The 10-day-long Brazilian striking truckers protests are winding down and companies from meatpackers to soy crushers are resuming operations. Some problems persist in some sectors and will need time to recover. Primary estimates of losses for farmers' sector could reach US$ 1.77bn
Of 167 poultry and pork meat-producing plants that halted operations, 163 have restarted. The rest are expected to be back up this week. Since the truckers' strike began on May 21, meat exports have fallen by 135,000 tons, said industry group ABPA. At least 70 million chickens of a total flock of 1 billion have been culled as feed failed to reach farmers.

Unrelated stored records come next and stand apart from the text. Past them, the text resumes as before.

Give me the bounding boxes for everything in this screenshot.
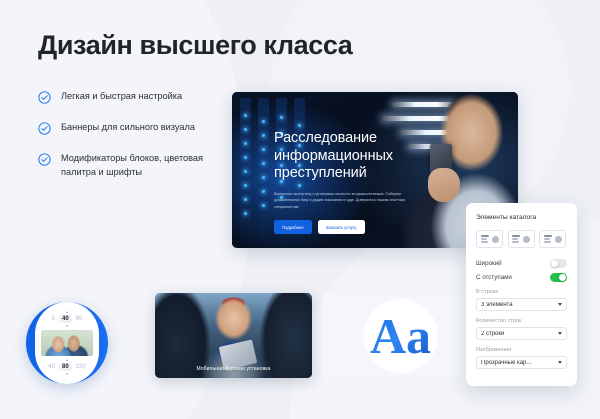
banner-buttons: Подробнее Заказать услугу: [274, 220, 434, 234]
chevron-down-icon: [558, 361, 562, 364]
list-item: Баннеры для сильного визуала: [38, 121, 218, 135]
rows-count-label: Количество строк: [476, 318, 567, 324]
feature-label: Модификаторы блоков, цветовая палитра и …: [61, 152, 218, 179]
slide-canvas: Дизайн высшего класса Легкая и быстрая н…: [0, 0, 600, 419]
images-label: Изображения: [476, 347, 567, 353]
lines-icon: [544, 235, 552, 242]
page-title: Дизайн высшего класса: [38, 30, 352, 61]
widget-preview-photo: [41, 330, 93, 356]
height-stepper[interactable]: 40 80 130: [48, 363, 85, 371]
feature-label: Легкая и быстрая настройка: [61, 90, 182, 104]
typography-glyph: Aa: [370, 311, 431, 361]
chevron-down-icon: [558, 303, 562, 306]
rows-count-field: Количество строк 2 строки: [476, 318, 567, 340]
banner-subtitle: Выполним экспертизу и установим личности…: [274, 191, 424, 211]
images-field: Изображения Прозрачные кар...: [476, 347, 567, 369]
list-item: Модификаторы блоков, цветовая палитра и …: [38, 152, 218, 179]
select-value: 2 строки: [481, 331, 504, 337]
toggle-knob: [551, 260, 558, 267]
wide-toggle[interactable]: [550, 259, 567, 268]
stepper-current-value[interactable]: 40: [59, 315, 72, 323]
circular-size-widget[interactable]: ▴ 0 40 80 ▾ ▴ 40 80 130 ▾: [26, 302, 108, 384]
catalog-settings-panel[interactable]: Элементы каталога Широкий С отступами: [466, 203, 577, 386]
banner-title: Расследование информационных преступлени…: [274, 130, 434, 183]
layout-preset-2-button[interactable]: [508, 230, 535, 248]
width-stepper[interactable]: 0 40 80: [52, 315, 83, 323]
check-circle-icon: [38, 153, 51, 166]
spinner-inner: ▴ 0 40 80 ▾ ▴ 40 80 130 ▾: [35, 302, 99, 384]
order-service-button[interactable]: Заказать услугу: [318, 220, 365, 234]
chevron-down-icon: [558, 332, 562, 335]
images-select[interactable]: Прозрачные кар...: [476, 356, 567, 369]
toggle-knob: [559, 274, 566, 281]
items-per-row-select[interactable]: 3 элемента: [476, 298, 567, 311]
chevron-up-icon[interactable]: ▴: [66, 358, 68, 362]
layout-preset-3-button[interactable]: [539, 230, 566, 248]
stepper-max-value[interactable]: 80: [76, 316, 83, 322]
padding-toggle-label: С отступами: [476, 274, 512, 281]
items-per-row-label: В строке: [476, 289, 567, 295]
details-button[interactable]: Подробнее: [274, 220, 312, 234]
banner-content: Расследование информационных преступлени…: [274, 130, 434, 234]
layout-preset-row: [476, 230, 567, 248]
layout-preset-1-button[interactable]: [476, 230, 503, 248]
wide-toggle-row: Широкий: [476, 259, 567, 268]
typography-card[interactable]: Aa: [322, 293, 479, 378]
circle-icon: [492, 236, 499, 243]
panel-title: Элементы каталога: [476, 214, 567, 221]
rows-count-select[interactable]: 2 строки: [476, 327, 567, 340]
stepper-current-value[interactable]: 80: [59, 363, 72, 371]
circle-icon: [555, 236, 562, 243]
padding-toggle[interactable]: [550, 273, 567, 282]
items-per-row-field: В строке 3 элемента: [476, 289, 567, 311]
stepper-min-value[interactable]: 40: [48, 364, 55, 370]
list-item: Легкая и быстрая настройка: [38, 90, 218, 104]
drilling-rig-card[interactable]: Мобильная буровая установка: [155, 293, 312, 378]
circle-icon: [523, 236, 530, 243]
check-circle-icon: [38, 91, 51, 104]
select-value: 3 элемента: [481, 302, 513, 308]
stepper-max-value[interactable]: 130: [76, 364, 86, 370]
chevron-up-icon[interactable]: ▴: [66, 310, 68, 314]
rig-caption: Мобильная буровая установка: [155, 366, 312, 372]
feature-list: Легкая и быстрая настройка Баннеры для с…: [38, 90, 218, 196]
wide-toggle-label: Широкий: [476, 260, 502, 267]
padding-toggle-row: С отступами: [476, 273, 567, 282]
chevron-down-icon[interactable]: ▾: [66, 324, 68, 328]
lines-icon: [512, 235, 520, 242]
chevron-down-icon[interactable]: ▾: [66, 372, 68, 376]
stepper-min-value[interactable]: 0: [52, 316, 55, 322]
select-value: Прозрачные кар...: [481, 360, 531, 366]
lines-icon: [481, 235, 489, 242]
check-circle-icon: [38, 122, 51, 135]
feature-label: Баннеры для сильного визуала: [61, 121, 195, 135]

Initial ABPA estimates are 3 billion reais (US$ 798 million) in losses. Brazil is the world's biggest chicken exporter. It shipped 4.3 million tons of chicken meat in 2017, according to ABPA. Pork exports totaled around 693,000 tons last year.
Brazilian beef processors have lost an estimated 40,000 tons of potential exports worth US$ 170 million since the strike began, trade group ABIEC said. Brazil is the world's top beef exporter. In 2017, exports totaled 1.53 million tons.
Terminal operators at Latin America's largest port Santos said over the weekend that the arrival of trucks arriving or leaving the port was normalizing. Goods transported on rail have been unaffected by the dispute, but rail shipments account for only a small part of Santos' total volume.
Analysts and industry groups said many mills in the main sugar cane belt managed to get diesel supplies on Tuesday and Wednesday for machines to resume cane harvesting after some days without any field work. At the height of the protest, hundreds of sugar mills in Brazil's center-south region, the world's largest sugar cane belt, were shut. Once harvesting resumes, plants can restart production of sugar and ethanol. Brazil is the world's largest sugar exporter and foreign shipments in 2017-18 totaled 22.5 million tons.
Soybean exporters mulled declaring force majeure on shipments, a contractual clause that releases them from obligations because of events beyond their control, according to
Anec, a trade group representing grains exporters such Archer Daniels Midland Co, Louis Dreyfus Company and Cofco International
Ships were anchored off Santos waiting for grain to arrive at the port so they could load it for export. The demurrage costs for delayed shipping would be very large, Agriculture Minister Blairo Maggi said. ADM spokeswoman Jackie Anderson said that though the recent disruption is still impacting the arrival of raw material to our local processing facilities and ports, and our ability to ship soybeans and finished products to our domestic and export customers, we expect to return to normal operations as the situation continues to progress.
The U.S. Department of Agriculture has forecast that Brazil will export around 72 million tons of soybeans this year. All 63 soy crushing units that ground to a halt in Brazil due to a lack of supplies were back in operation, industry group Abiove said. The group speaks on behalf of members such as top global grains merchants Bunge Inc and Cargill, who have plants in Brazil. Some could resume activities in the next few hours if road blockades are lifted and trucks can deliver beans.
Exports from the world's largest coffee producer in May are likely to total 900,000 60-kg bags fewer than expected due to the protests that hampered transport to ports, according to exporters' association Cecafe. The group said that the protests had caused financial losses estimated at 560 million reais (US$ 150 million) in lost export sales and port costs. Brazil is the world's top coffee exporter. Shipments of green coffee totaled 27.3 million 60-kg bags in 2017.
Losses to Brazilian farmers so far during the truckers' work stoppage are estimated at 6.6 billion reais (US$ 1.77 billion), said Brazil's CNA farm lobby. It could take farmers six months to a year to recover from the impact of the protests.